Cutting the Paris cord, in other words, keeps costs associated with solar power higher longer and ultimately hurts companies like Apple that promulgate green energy.
Apple did not respond to The Daily Caller News Foundation’s request for comment about whether Cook’s criticisms of Trump are related to the company’s access to steep solar tax credits.
Cook joined fellow executive Elon Musk June 3 in lambasting the president for his move and told reporters the president’s decision “will have no impact on Apple’s efforts to protect the environment.”
Musk, who chairs both Tesla and SolarCity, was heavily invested in the Trump administration before bowing out of the president’s advisory panels.
Musk told investors in January that Trump’s emphasis on job creation and infrastructure spending is a good sign for the green energy revolution. The electric vehicle maker employs about 25,000 people across the U.S. and hopes to add another 1,000 at its solar panel factory in Buffalo.
Tesla, for its part, receives extensive government tax credits. The automaker recently acquired SolarCity, which was founded and directed by several members of Musk’s inner circle and is propped up primarily by billions in taxpayer dollars. The tech guru then became a huge Trump proponent.
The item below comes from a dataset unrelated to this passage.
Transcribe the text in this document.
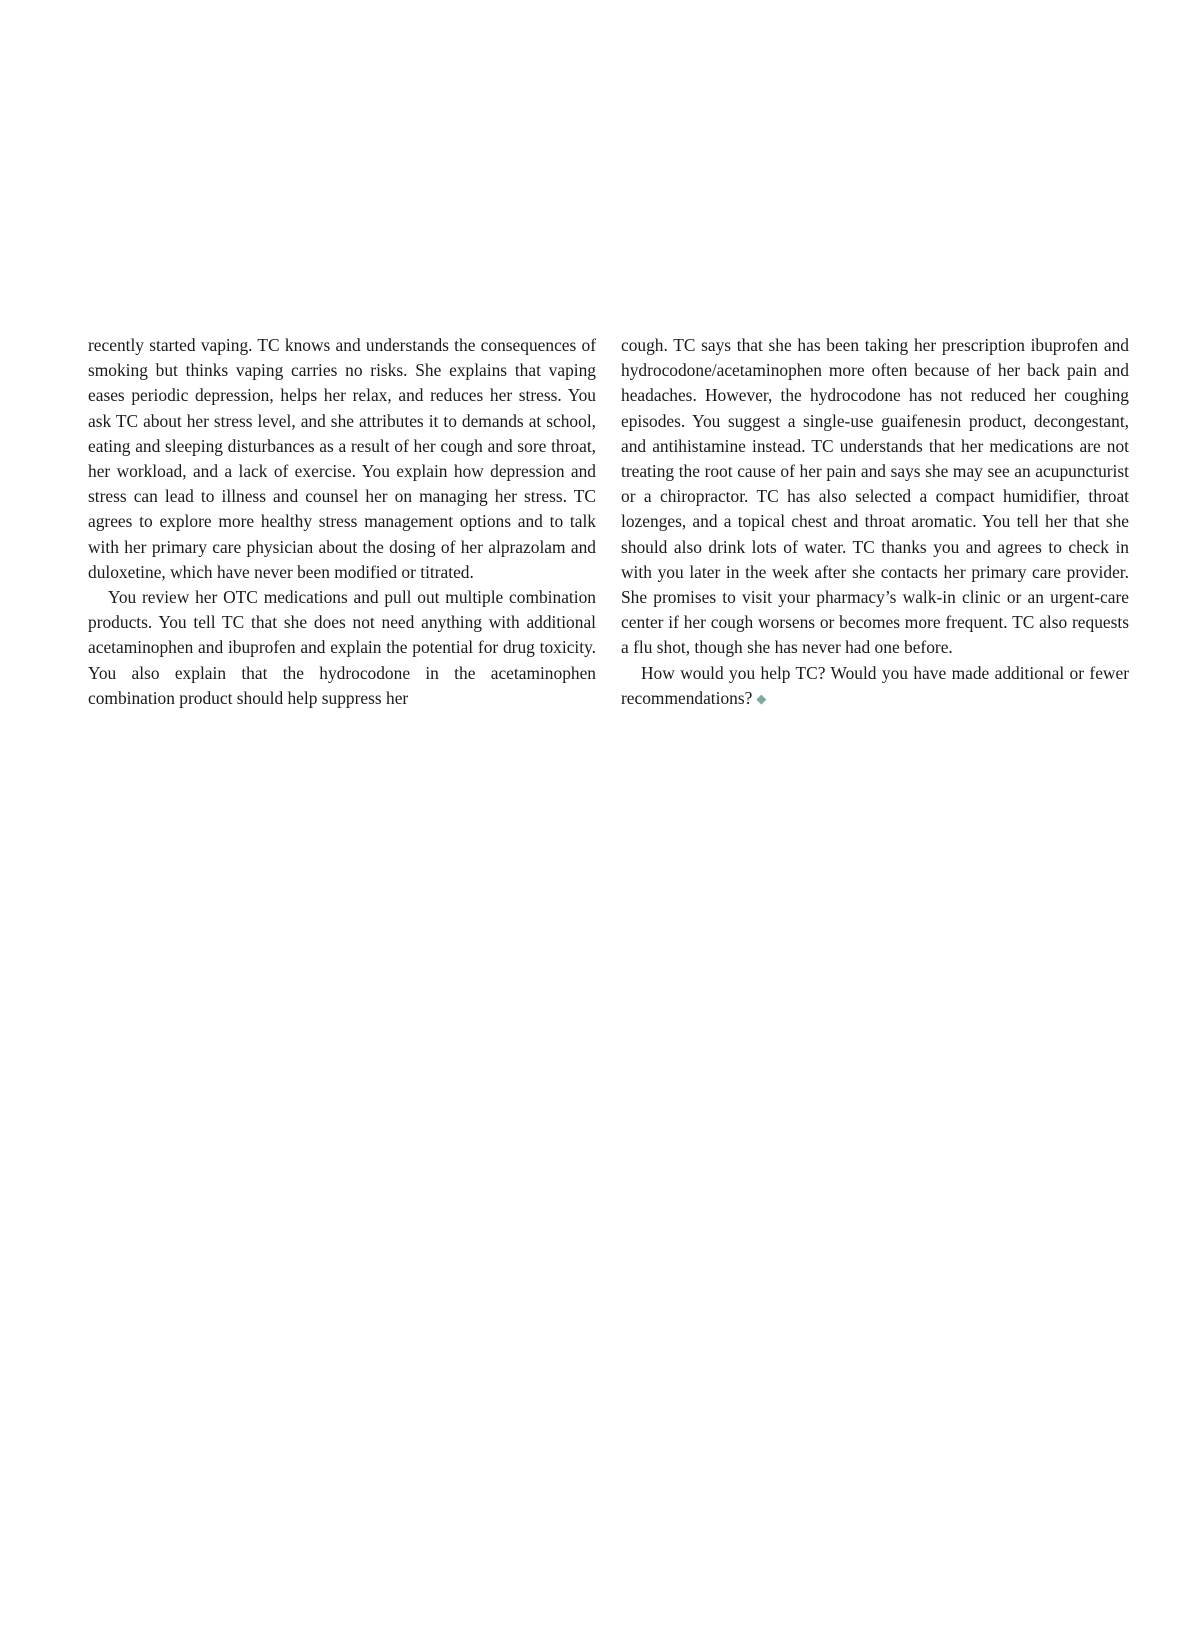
recently started vaping. TC knows and understands the consequences of smoking but thinks vaping carries no risks. She explains that vaping eases periodic depression, helps her relax, and reduces her stress. You ask TC about her stress level, and she attributes it to demands at school, eating and sleeping disturbances as a result of her cough and sore throat, her workload, and a lack of exercise. You explain how depression and stress can lead to illness and counsel her on managing her stress. TC agrees to explore more healthy stress management options and to talk with her primary care physician about the dosing of her alprazolam and duloxetine, which have never been modified or titrated.

You review her OTC medications and pull out multiple combination products. You tell TC that she does not need anything with additional acetaminophen and ibuprofen and explain the potential for drug toxicity. You also explain that the hydrocodone in the acetaminophen combination product should help suppress her

cough. TC says that she has been taking her prescription ibuprofen and hydrocodone/acetaminophen more often because of her back pain and headaches. However, the hydrocodone has not reduced her coughing episodes. You suggest a single-use guaifenesin product, decongestant, and antihistamine instead. TC understands that her medications are not treating the root cause of her pain and says she may see an acupuncturist or a chiropractor. TC has also selected a compact humidifier, throat lozenges, and a topical chest and throat aromatic. You tell her that she should also drink lots of water. TC thanks you and agrees to check in with you later in the week after she contacts her primary care provider. She promises to visit your pharmacy’s walk-in clinic or an urgent-care center if her cough worsens or becomes more frequent. TC also requests a flu shot, though she has never had one before.

How would you help TC? Would you have made additional or fewer recommendations? ◆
He endorsed Congress’ appointment of Secretary of State Rex Tillerson, who formerly served as CEO of Exxon. Musk staked much of his business pedigree both at Tesla and SolarCity on campaigning to end the fossil fuel industry.
Apple, for its part, sought approval in 2015 so the California company could sell wholesale power from its California Flats Project with First Solar, a major U.S. solar company. It allowed the company to become one of the largest end-users of solar power in the world.
Cook would later sign an $850 million deal to buy 130 megawatts of solar power capacity over 25 years from the project in Monterey County. The deal allows the company self-power for its stores, offices, and data centers. California Flats will encompass nearly 3,000 acres of land and more than double in size it solar capacity.
Apple’s CEO was undeterred, telling reporters he would absolutely “pitch Trump to keep the Paris agreement again” if the climate accord issue comes up again.